NEW YORK -- Gas prices fell overnight, ending more than a week of steady advances, and gasoline futures plunged on news that refineries and a pipeline were returning to service quickly after unexpected problems.
Oil, meanwhile, rose above $74 a barrel on concerns about the closure of a North Sea pipeline and a sense that more operating refineries will increase demand for oil. However, analysts question how long oil can continue rising in the face of plummeting gas futures.
The average national price of a gallon of gas dipped 0.4 cent overnight, to $3.05, according to the American Automobile Association and the Oil Price Information Service. Prices rose through the spring, peaking at $3.227 in late May, on concerns about gasoline supplies. Prices then fell steadily to $2.949 a gallon in early July before refinery problems in the Midwest again sent the national average upward.
While one refinery, a 108,000-barrel-per-day facility in Coffeyville, Kan., remains closed after a flood, others have rebounded quickly from unexpected outages over the past week. A BP PLC refinery in Whiting, Ind., returned a 250,000 barrel-per-day piece of equipment to service, and a pipeline linking Texas to Illinois was reopened after a leak forced its closure on Sunday.

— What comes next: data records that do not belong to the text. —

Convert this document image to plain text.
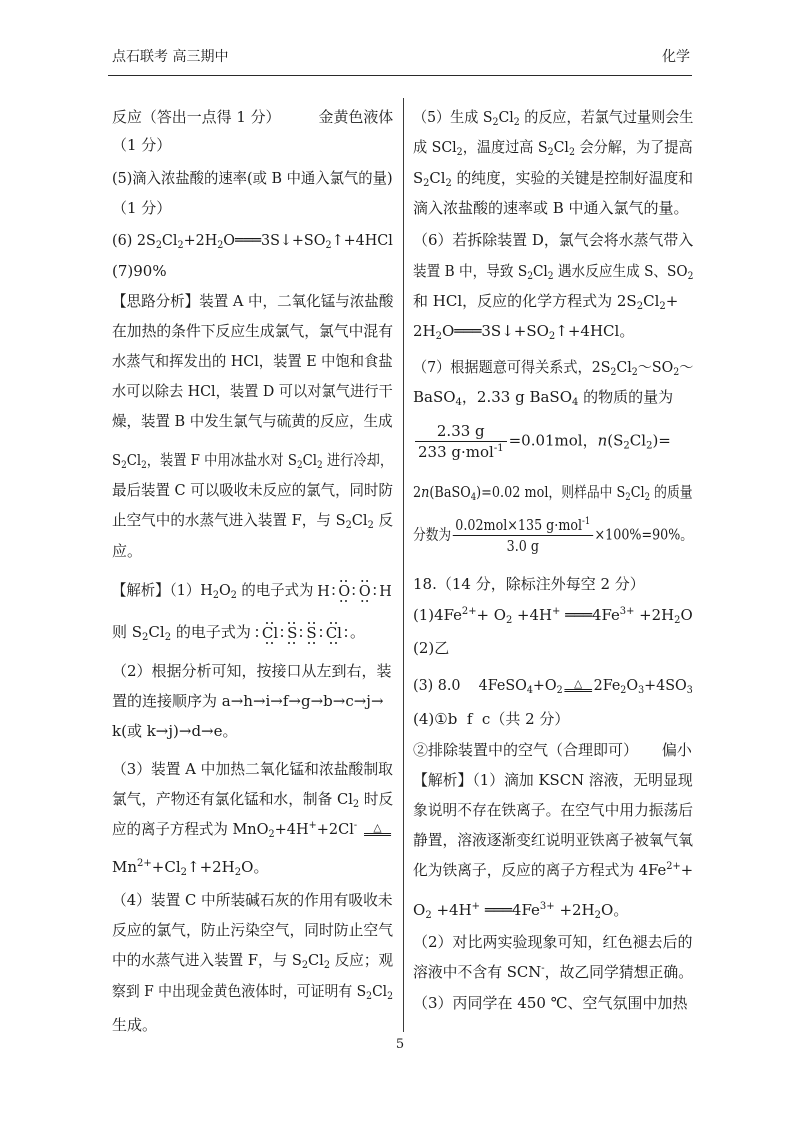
点石联考 高三期中	化学
反应（答出一点得 1 分）        金黄色液体
（1 分）
(5)滴入浓盐酸的速率(或 B 中通入氯气的量)
（1 分）
(6) $2S_2Cl_2+2H_2O═══3S↓+SO_2↑+4HCl$
(7)90%
【思路分析】装置 A 中，二氧化锰与浓盐酸
在加热的条件下反应生成氯气，氯气中混有
水蒸气和挥发出的 HCl，装置 E 中饱和食盐
水可以除去 HCl，装置 D 可以对氯气进行干
燥，装置 B 中发生氯气与硫黄的反应，生成
$S_2Cl_2$，装置 F 中用冰盐水对 $S_2Cl_2$ 进行冷却，
最后装置 C 可以吸收未反应的氯气，同时防
止空气中的水蒸气进入装置 F，与 $S_2Cl_2$ 反
应。
【解析】$(1)H_2O_2$ 的电子式为 H O O H
则 $S_2Cl_2$ 的电子式为 Cl S S Cl 。
（2）根据分析可知，按接口从左到右，装
置的连接顺序为 a→h→i→f→g→b→c→j→
k(或 k→j)→d→e。
（3）装置 A 中加热二氧化锰和浓盐酸制取
氯气，产物还有氯化锰和水，制备 $Cl_2$ 时反
应的离子方程式为 MnO$_2$+4H++2Cl- △
$Mn^{2+}+Cl_2↑+2H_2O$。
（4）装置 C 中所装碱石灰的作用有吸收未
反应的氯气，防止污染空气，同时防止空气
中的水蒸气进入装置 F，与 $S_2Cl_2$ 反应；观
察到 F 中出现金黄色液体时，可证明有 $S_2Cl_2$
生成。
（5）生成 $S_2Cl_2$ 的反应，若氯气过量则会生
成 SCl$_2$，温度过高 $S_2Cl_2$ 会分解，为了提高
$S_2Cl_2$ 的纯度，实验的关键是控制好温度和
滴入浓盐酸的速率或 B 中通入氯气的量。
（6）若拆除装置 D，氯气会将水蒸气带入
装置 B 中，导致 $S_2Cl_2$ 遇水反应生成 S、$SO_2$
和 HCl，反应的化学方程式为 $2S_2Cl_2+$
$2H_2O═══3S↓+SO_2↑+4HCl$。
（7）根据题意可得关系式，$2S_2Cl_2\sim SO_2\sim$
BaSO$_4$，2.33 g BaSO$_4$ 的物质的量为
$\frac{2.33 g}{233 g\cdot mol^{-1}} =0.01mol$，$n(S_2Cl_2)=$
2n(BaSO$_4$)=0.02 mol，则样品中 $S_2Cl_2$ 的质量
分数为 $\frac{0.02mol\times 135 g\cdot mol^{-1}}{3.0 g} \times 100\%=90\%$。
18.（14 分，除标注外每空 2 分）
$(1)4Fe^{2+}+ O_2 +4H^+$ $═══4Fe^{3+} +2H_2O$
(2)乙
(3) 8.0    $4FeSO_4+O_2\triangle$ $2Fe_2O_3+4SO_3$
(4)①b  f  c（共 2 分）
②排除装置中的空气（合理即可）     偏小
【解析】（1）滴加 KSCN 溶液，无明显现
象说明不存在铁离子。在空气中用力振荡后
静置，溶液逐渐变红说明亚铁离子被氧气氧
化为铁离子，反应的离子方程式为 $4Fe^{2+}+$
$O_2 +4H^+$ $═══4Fe^{3+} +2H_2O$。
（2）对比两实验现象可知，红色褪去后的
溶液中不含有 SCN-，故乙同学猜想正确。
（3）丙同学在 450 ℃、空气氛围中加热
5
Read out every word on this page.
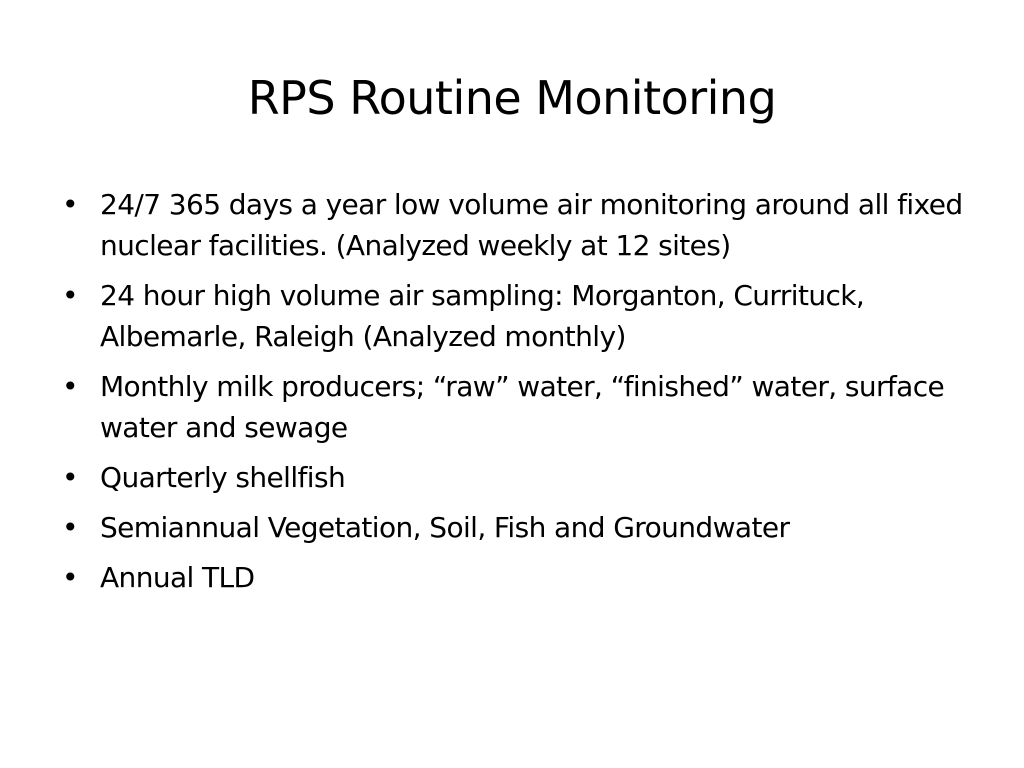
RPS Routine Monitoring
• 24/7 365 days a year low volume air monitoring around all fixed nuclear facilities. (Analyzed weekly at 12 sites)
• 24 hour high volume air sampling: Morganton, Currituck, Albemarle, Raleigh (Analyzed monthly)
• Monthly milk producers; “raw” water, “finished” water, surface water and sewage
• Quarterly shellfish
• Semiannual Vegetation, Soil, Fish and Groundwater
• Annual TLD
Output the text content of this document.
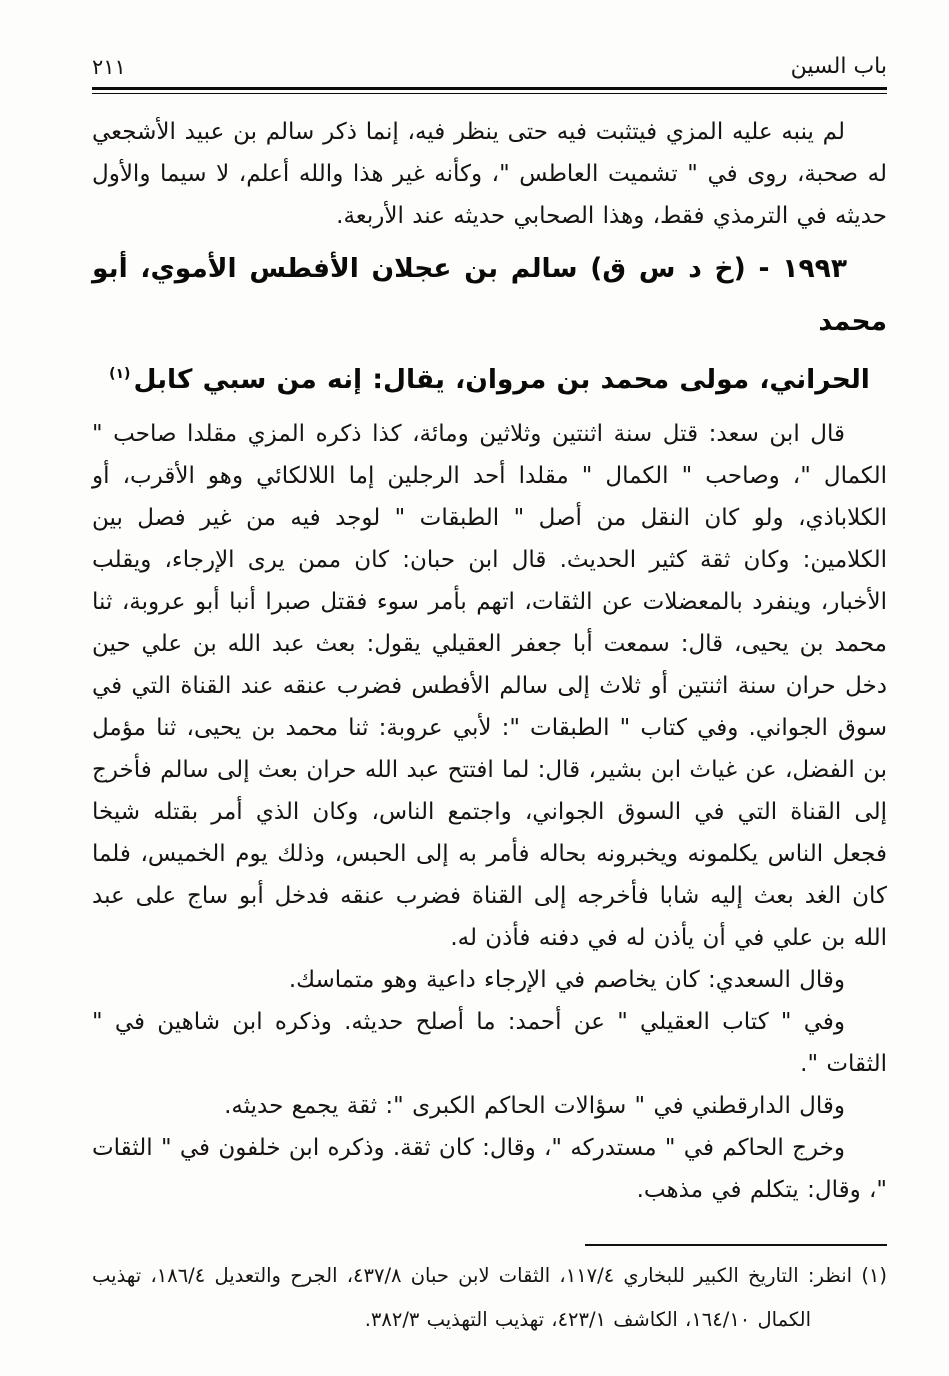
باب السين
٢١١

لم ينبه عليه المزي فيتثبت فيه حتى ينظر فيه، إنما ذكر سالم بن عبيد الأشجعي له صحبة، روى في " تشميت العاطس "، وكأنه غير هذا والله أعلم، لا سيما والأول حديثه في الترمذي فقط، وهذا الصحابي حديثه عند الأربعة.

١٩٩٣ - (خ د س ق) سالم بن عجلان الأفطس الأموي، أبو محمد
الحراني، مولى محمد بن مروان، يقال: إنه من سبي كابل$^{(١)}$

قال ابن سعد: قتل سنة اثنتين وثلاثين ومائة، كذا ذكره المزي مقلدا صاحب " الكمال "، وصاحب " الكمال " مقلدا أحد الرجلين إما اللالكائي وهو الأقرب، أو الكلاباذي، ولو كان النقل من أصل " الطبقات " لوجد فيه من غير فصل بين الكلامين: وكان ثقة كثير الحديث. قال ابن حبان: كان ممن يرى الإرجاء، ويقلب الأخبار، وينفرد بالمعضلات عن الثقات، اتهم بأمر سوء فقتل صبرا أنبا أبو عروبة، ثنا محمد بن يحيى، قال: سمعت أبا جعفر العقيلي يقول: بعث عبد الله بن علي حين دخل حران سنة اثنتين أو ثلاث إلى سالم الأفطس فضرب عنقه عند القناة التي في سوق الجواني. وفي كتاب " الطبقات ": لأبي عروبة: ثنا محمد بن يحيى، ثنا مؤمل بن الفضل، عن غياث ابن بشير، قال: لما افتتح عبد الله حران بعث إلى سالم فأخرج إلى القناة التي في السوق الجواني، واجتمع الناس، وكان الذي أمر بقتله شيخا فجعل الناس يكلمونه ويخبرونه بحاله فأمر به إلى الحبس، وذلك يوم الخميس، فلما كان الغد بعث إليه شابا فأخرجه إلى القناة فضرب عنقه فدخل أبو ساج على عبد الله بن علي في أن يأذن له في دفنه فأذن له.

وقال السعدي: كان يخاصم في الإرجاء داعية وهو متماسك.

وفي " كتاب العقيلي " عن أحمد: ما أصلح حديثه. وذكره ابن شاهين في " الثقات ".

وقال الدارقطني في " سؤالات الحاكم الكبرى ": ثقة يجمع حديثه.

وخرج الحاكم في " مستدركه "، وقال: كان ثقة. وذكره ابن خلفون في " الثقات "، وقال: يتكلم في مذهب.

(١) انظر: التاريخ الكبير للبخاري ١١٧/٤، الثقات لابن حبان ٤٣٧/٨، الجرح والتعديل ١٨٦/٤، تهذيب الكمال ١٦٤/١٠، الكاشف ٤٢٣/١، تهذيب التهذيب ٣٨٢/٣.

That news, coming after a government report last week that showed gasoline inventories grew sharply, sent gas for August down 9.86 cents to settle at $2.1262 a gallon on the New York Mercantile Exchange.
Retail prices typically lag the futures market.
On the Nymex, light, sweet crude for August delivery gained 22 cents to settle at $74.15 a barrel. The last time a front-month contract traded or closed over $74 was Aug. 11.